Before I left the meeting, the outgoing director of publicity, a large, jovial man named Gerard Chartier, asked me, “So, have we convinced you to give up your journalism career and start writing romance instead?”

They’re real seducers, these romance writers. They find 50,000 words a month in themselves, and never complain about not having enough hours in the day, even with part and full-time jobs, even with kids to drive around or put to bed. They write furiously, furtively. They write at a volume seeming to defy any metrics of quality you might try to collar them with. It’s the kind of productive creativity that says, what do you mean get there, sweetie? I’m going, I’m going, I’m already gone.

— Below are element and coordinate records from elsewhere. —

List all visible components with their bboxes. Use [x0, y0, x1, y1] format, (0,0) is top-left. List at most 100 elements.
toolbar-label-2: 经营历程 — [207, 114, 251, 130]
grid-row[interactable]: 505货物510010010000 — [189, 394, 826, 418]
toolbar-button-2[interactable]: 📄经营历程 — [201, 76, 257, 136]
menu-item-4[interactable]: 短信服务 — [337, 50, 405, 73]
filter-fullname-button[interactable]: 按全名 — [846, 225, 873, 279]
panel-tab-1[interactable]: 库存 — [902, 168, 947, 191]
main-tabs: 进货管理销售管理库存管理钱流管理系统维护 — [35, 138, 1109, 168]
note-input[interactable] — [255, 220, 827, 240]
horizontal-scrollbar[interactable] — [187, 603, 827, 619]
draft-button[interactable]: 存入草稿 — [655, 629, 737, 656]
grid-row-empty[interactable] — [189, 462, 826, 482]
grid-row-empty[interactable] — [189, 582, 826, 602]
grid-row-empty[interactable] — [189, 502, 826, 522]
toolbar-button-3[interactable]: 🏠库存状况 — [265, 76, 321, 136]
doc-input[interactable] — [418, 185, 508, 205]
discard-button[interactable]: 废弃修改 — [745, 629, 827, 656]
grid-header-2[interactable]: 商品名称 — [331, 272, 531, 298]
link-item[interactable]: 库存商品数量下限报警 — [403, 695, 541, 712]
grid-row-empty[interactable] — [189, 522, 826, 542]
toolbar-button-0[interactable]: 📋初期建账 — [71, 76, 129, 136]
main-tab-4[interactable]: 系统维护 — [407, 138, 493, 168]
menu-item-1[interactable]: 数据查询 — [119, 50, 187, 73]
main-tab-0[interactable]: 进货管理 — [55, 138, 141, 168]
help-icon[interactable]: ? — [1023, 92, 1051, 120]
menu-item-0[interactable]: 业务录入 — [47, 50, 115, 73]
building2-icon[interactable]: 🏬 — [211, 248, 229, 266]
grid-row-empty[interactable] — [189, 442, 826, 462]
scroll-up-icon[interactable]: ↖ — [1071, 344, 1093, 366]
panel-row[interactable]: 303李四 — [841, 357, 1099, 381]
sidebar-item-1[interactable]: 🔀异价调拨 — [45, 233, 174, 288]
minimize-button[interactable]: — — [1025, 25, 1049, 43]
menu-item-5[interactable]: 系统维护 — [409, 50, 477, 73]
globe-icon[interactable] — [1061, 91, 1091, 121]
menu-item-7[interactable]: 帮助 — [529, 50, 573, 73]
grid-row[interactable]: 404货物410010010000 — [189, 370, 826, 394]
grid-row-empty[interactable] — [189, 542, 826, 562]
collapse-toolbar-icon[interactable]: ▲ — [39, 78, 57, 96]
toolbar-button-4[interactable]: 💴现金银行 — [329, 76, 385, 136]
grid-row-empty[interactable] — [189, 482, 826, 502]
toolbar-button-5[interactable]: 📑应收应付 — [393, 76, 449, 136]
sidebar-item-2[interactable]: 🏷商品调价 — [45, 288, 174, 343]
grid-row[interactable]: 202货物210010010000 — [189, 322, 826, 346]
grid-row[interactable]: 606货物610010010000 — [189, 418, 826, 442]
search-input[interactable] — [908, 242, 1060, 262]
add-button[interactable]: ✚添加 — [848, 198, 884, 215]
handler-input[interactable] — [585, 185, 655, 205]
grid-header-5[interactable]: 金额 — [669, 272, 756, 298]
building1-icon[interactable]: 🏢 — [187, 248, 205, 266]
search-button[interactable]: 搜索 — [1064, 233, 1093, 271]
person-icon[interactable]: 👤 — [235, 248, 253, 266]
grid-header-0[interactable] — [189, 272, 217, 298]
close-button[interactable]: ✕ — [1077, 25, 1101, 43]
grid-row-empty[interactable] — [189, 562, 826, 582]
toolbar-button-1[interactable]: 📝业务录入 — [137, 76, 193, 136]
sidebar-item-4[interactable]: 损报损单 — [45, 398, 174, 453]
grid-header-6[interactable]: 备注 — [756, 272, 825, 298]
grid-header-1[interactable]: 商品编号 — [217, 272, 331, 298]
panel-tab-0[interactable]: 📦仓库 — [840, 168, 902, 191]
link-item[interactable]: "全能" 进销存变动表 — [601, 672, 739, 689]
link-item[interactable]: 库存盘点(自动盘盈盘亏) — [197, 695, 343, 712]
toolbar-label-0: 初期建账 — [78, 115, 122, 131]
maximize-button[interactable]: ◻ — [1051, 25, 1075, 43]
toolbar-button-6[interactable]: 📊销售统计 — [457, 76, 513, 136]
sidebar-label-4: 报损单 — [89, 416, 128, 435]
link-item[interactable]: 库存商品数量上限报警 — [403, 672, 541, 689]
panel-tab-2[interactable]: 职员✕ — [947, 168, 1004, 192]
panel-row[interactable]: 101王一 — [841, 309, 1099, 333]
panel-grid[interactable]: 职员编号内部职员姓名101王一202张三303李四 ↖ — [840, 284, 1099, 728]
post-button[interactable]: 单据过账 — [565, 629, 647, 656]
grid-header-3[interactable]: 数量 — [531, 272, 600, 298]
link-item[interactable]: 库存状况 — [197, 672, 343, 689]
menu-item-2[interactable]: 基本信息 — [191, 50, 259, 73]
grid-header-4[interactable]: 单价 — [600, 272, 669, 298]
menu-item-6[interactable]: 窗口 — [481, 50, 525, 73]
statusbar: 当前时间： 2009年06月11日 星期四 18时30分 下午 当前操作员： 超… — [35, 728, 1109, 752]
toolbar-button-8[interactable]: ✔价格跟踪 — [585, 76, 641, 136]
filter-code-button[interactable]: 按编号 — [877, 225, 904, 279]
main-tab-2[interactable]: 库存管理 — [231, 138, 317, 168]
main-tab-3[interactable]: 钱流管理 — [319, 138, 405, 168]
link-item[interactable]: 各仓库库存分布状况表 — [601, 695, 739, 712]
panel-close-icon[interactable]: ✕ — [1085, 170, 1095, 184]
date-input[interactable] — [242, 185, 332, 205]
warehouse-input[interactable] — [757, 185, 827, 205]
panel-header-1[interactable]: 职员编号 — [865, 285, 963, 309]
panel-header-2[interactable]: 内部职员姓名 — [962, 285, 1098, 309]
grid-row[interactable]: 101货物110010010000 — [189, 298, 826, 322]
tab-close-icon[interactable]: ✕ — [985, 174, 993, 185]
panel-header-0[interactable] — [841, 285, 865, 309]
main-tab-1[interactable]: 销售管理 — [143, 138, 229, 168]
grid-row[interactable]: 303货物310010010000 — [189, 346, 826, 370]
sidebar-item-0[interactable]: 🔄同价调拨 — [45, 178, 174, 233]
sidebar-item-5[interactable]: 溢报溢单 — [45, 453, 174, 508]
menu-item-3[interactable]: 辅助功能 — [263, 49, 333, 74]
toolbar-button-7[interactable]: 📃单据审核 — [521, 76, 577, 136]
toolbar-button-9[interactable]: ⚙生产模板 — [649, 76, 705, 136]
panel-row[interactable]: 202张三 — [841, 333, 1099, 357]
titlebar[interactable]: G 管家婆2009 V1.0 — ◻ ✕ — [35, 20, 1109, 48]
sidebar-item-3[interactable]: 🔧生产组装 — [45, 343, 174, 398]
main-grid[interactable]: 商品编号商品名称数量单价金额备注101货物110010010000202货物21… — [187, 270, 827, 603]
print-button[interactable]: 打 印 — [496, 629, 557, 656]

And on the second Saturday of every month, they meet at a budget hotel to talk shop with each other, meeting in the spirit of solidarity, and of enterprise. This is not a game to them, or a silly costume that can be shed. What’s a girl reporter to say? They are committed. They will do what it takes. They will inhabit the very skins of their stories. Theirs are dreams with determination and direction. They have properly ordered their affairs of the heart.